Белесый лед, снег порхлый, северные сияния. Картины художника, жившего в паспортном отделении, давно погибли от сырости, о самом художнике никто больше не слышал, а вот тараканы никуда не исчезли.
Я поселился в квартире, раньше принадлежавшей начальнику аэропорта.
Партийный проверенный человек, жена начальника аэропорта, приносила мне дефицитные продукты, спрашивала, не испытываю ли в чем нужды.
Я отвечал: «Не испытываю».
Тогда она доверчиво садилась мне на колени.
«Вот только, — недоумевал я, — в квартире этажом выше по воскресеньям будто лося рубят. Сначала тащат по квартире, рога за мебель цепляются, потом будто катят колоду и — бух, бух!»
Жена начальника аэропорта смеялась. Ей льстило близкое общение со знаменитым художником. Это к соседу, который этажом выше, доверительно объясняла она, помогая мне стаскивать с нее все, что можно стащить с такой знающей молодой женщины, по воскресеньям приходит одна командированная из Ленинграда, имен называть не будем, ладно? Чтобы о многом поговорить, раскладывают удобную диван-кровать.
Я понимающе кивал.
Я скучал по Галине Борисовне.
Инструктор местного Отдела культуры тоже посмеивался надо мной.
Хитрый, юркий, он, наверное, не очень любил знаменитостей, потому что при всяком случае старался подчеркнуть свое несомненное превосходство. «Ты, Пантелей, нам мозги не плавь. Ты работай, как партия приказала.
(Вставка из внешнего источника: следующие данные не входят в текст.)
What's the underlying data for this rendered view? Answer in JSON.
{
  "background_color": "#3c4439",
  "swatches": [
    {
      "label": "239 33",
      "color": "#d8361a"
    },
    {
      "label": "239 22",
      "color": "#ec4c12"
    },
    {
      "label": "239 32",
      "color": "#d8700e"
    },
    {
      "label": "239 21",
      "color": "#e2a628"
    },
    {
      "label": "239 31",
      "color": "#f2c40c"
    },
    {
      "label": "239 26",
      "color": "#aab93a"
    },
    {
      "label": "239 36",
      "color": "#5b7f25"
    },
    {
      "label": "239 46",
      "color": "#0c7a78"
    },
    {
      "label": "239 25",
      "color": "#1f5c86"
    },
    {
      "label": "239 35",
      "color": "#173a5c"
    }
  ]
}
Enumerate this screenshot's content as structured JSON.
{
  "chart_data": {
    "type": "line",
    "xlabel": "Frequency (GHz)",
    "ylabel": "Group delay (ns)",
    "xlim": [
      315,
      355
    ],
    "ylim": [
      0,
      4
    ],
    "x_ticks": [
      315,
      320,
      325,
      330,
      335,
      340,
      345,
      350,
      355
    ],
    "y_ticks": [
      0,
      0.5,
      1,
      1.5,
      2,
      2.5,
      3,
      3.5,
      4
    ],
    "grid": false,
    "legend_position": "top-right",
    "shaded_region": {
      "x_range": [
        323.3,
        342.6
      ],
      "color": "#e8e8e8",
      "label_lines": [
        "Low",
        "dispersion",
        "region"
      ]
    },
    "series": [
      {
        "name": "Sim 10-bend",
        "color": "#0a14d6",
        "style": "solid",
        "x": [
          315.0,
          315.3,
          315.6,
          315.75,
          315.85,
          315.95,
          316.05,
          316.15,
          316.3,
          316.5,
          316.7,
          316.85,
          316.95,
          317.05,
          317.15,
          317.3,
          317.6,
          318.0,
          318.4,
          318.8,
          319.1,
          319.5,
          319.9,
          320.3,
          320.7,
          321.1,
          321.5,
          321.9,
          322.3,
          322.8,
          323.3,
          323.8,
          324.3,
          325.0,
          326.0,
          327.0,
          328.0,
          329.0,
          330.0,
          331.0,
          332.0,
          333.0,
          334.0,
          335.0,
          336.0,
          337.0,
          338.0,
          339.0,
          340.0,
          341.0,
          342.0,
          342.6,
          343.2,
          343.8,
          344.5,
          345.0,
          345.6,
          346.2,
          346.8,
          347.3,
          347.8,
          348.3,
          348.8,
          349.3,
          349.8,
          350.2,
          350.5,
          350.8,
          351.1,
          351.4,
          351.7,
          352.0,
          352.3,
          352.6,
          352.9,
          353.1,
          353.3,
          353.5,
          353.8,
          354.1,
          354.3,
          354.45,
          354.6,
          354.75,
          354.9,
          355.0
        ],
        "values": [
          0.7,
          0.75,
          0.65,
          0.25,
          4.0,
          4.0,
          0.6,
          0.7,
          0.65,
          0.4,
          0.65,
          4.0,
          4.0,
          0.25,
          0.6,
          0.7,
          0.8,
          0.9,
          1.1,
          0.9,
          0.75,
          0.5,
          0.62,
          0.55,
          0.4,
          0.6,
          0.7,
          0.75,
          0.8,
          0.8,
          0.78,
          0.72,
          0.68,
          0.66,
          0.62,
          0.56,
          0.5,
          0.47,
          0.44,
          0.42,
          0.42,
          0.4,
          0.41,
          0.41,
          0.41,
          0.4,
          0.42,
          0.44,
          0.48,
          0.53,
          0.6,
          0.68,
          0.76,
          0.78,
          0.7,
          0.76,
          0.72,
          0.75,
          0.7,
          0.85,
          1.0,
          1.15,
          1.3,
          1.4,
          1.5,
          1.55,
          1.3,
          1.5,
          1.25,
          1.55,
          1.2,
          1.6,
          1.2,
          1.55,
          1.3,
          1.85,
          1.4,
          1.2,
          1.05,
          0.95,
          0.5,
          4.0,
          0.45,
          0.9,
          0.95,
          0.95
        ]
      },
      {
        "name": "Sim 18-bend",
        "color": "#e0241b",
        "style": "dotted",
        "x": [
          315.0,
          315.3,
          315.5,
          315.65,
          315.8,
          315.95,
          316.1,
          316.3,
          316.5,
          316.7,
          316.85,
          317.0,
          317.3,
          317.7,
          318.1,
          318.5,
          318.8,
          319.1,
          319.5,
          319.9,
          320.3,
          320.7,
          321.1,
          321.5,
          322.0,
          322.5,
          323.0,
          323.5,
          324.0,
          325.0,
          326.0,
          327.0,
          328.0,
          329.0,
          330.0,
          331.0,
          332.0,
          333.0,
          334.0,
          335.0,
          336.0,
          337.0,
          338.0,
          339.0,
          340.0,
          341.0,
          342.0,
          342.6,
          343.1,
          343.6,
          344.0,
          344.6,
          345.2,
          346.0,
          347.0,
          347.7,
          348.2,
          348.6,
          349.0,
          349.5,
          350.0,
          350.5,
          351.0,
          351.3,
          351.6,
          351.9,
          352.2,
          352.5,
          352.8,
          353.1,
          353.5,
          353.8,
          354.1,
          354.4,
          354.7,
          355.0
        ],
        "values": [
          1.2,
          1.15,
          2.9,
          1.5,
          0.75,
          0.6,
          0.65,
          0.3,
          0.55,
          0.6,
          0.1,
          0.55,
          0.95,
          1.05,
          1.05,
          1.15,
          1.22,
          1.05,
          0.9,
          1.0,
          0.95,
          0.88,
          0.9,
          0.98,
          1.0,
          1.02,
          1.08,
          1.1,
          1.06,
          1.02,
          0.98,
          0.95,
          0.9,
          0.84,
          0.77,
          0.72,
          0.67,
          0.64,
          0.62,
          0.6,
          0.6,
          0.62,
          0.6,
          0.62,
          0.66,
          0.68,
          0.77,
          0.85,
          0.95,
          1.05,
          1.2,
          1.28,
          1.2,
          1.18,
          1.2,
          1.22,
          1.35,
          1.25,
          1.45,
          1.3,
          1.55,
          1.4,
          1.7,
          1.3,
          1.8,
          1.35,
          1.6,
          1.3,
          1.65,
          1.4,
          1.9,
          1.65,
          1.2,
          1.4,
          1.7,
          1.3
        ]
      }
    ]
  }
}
Я вот, например, получил ох. еннейшее гуманитарное образование, знаю, к чему человек стремится».
И хвастался своим: «Я этого Пантелея амбивалентно отжарил!».
12
В Певеке я работал полгода.
Только поздней осенью на глухой стене Дома северной культуры перед изумленными невиданной силой искусства певекцами предстал, наконец, мозаичный (но в одном цвете) портрет брызгающегося слюной бывшего Первого, причем сходство оказалось таким разительным, что сразу после торжественного открытия этот мозаичный (но в одном цвете) портрет зашили крепкими лиственничными досками и замазали масляной краской. Дом северной культуры смотрелся теперь с океана, как яркий алый маяк, а Галина Борисовна в своей монографии (она забрала ее из типографии на доработку) завела список так называемых «закрытых» или «апокрифических» работ знаменитого советского художника Пантелея Кривосудова-Трегубова.
«Нет благороднее и выше задачи, чем задача, стоящая перед нашим искусством, — запечатлеть героический подвиг народа — строителя коммунизма».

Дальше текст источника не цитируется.